Coleman is a Democrat, while his aunt is a Republican. Yet he doesn't think prepping is a partisan issue.

"It's an American issue," he says.

Lanigan nods in agreement. "It's a matter of protecting your family."

A blurb about ebola

On Oct. 17, CNN listed eight confirmed cases of Ebola having been or being treated in the United States, including the first diagnosed patient, Thomas Eric Duncan, who died Oct. 8.

On Nov. 3, the Center for Disease Control's website confirmed four cases diagnosed here, including a New York doctor, who'd recently returned from treating Ebola patients in Guinea. Earlier this week, the test results of a Durham man who complained of a fever after returning from a trip to Liberia were negative for Ebola.
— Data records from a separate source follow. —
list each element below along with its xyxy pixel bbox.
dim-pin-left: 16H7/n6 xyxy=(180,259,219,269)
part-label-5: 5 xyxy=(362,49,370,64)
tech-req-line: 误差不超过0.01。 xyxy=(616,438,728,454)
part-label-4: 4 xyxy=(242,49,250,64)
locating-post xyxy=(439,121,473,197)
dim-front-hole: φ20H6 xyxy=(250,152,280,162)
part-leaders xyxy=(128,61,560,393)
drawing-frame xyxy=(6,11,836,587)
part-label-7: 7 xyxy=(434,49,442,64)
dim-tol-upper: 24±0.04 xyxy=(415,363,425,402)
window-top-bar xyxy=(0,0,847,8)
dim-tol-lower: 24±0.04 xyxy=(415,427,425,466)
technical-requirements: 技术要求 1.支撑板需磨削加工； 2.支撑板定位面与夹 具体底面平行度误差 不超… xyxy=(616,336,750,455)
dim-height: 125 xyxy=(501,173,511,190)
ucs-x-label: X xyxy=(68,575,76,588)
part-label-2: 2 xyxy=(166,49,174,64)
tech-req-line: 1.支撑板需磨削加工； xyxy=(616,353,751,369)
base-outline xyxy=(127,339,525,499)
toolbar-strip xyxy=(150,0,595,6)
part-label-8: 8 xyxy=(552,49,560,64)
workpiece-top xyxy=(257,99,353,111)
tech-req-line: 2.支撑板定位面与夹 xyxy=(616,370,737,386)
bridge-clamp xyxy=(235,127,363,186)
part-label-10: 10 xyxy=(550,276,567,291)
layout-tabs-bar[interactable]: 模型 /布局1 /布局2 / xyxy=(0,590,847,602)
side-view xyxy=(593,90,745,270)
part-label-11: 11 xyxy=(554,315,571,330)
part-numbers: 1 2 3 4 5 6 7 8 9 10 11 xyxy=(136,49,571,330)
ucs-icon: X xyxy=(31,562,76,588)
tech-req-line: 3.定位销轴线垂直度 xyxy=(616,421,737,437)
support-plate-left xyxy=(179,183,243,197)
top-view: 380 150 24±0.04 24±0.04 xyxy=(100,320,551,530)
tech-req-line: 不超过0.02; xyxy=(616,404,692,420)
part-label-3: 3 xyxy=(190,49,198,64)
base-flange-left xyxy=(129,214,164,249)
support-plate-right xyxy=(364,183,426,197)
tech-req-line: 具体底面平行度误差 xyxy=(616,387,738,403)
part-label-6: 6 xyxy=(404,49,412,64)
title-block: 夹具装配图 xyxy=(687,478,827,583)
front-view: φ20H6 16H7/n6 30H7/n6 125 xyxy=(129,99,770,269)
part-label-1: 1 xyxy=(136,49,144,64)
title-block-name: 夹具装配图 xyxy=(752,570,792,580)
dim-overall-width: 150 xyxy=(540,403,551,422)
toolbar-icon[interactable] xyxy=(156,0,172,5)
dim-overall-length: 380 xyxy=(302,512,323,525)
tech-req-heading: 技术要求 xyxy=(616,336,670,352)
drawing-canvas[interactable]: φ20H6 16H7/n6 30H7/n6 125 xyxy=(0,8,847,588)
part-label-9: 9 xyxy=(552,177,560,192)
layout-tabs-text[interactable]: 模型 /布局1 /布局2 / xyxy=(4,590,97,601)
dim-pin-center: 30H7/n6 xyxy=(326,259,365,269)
As for the airborne Ebola, the World Health Organization released a situation report in October that dismissed that possibility, noting that the airborne "mode of transmission has not been observed during extensive studies of the Ebola virus over several decades."

Speaking to Scientific American last September, Vanderbilt University infectious disease expert William Schaffner suggested that speculation over airborne Ebola was a counter-productive distraction: "We have so many problems with Ebola, let's not make another one that, of course, is theoretically possible but is pretty way down on the list of likely issues."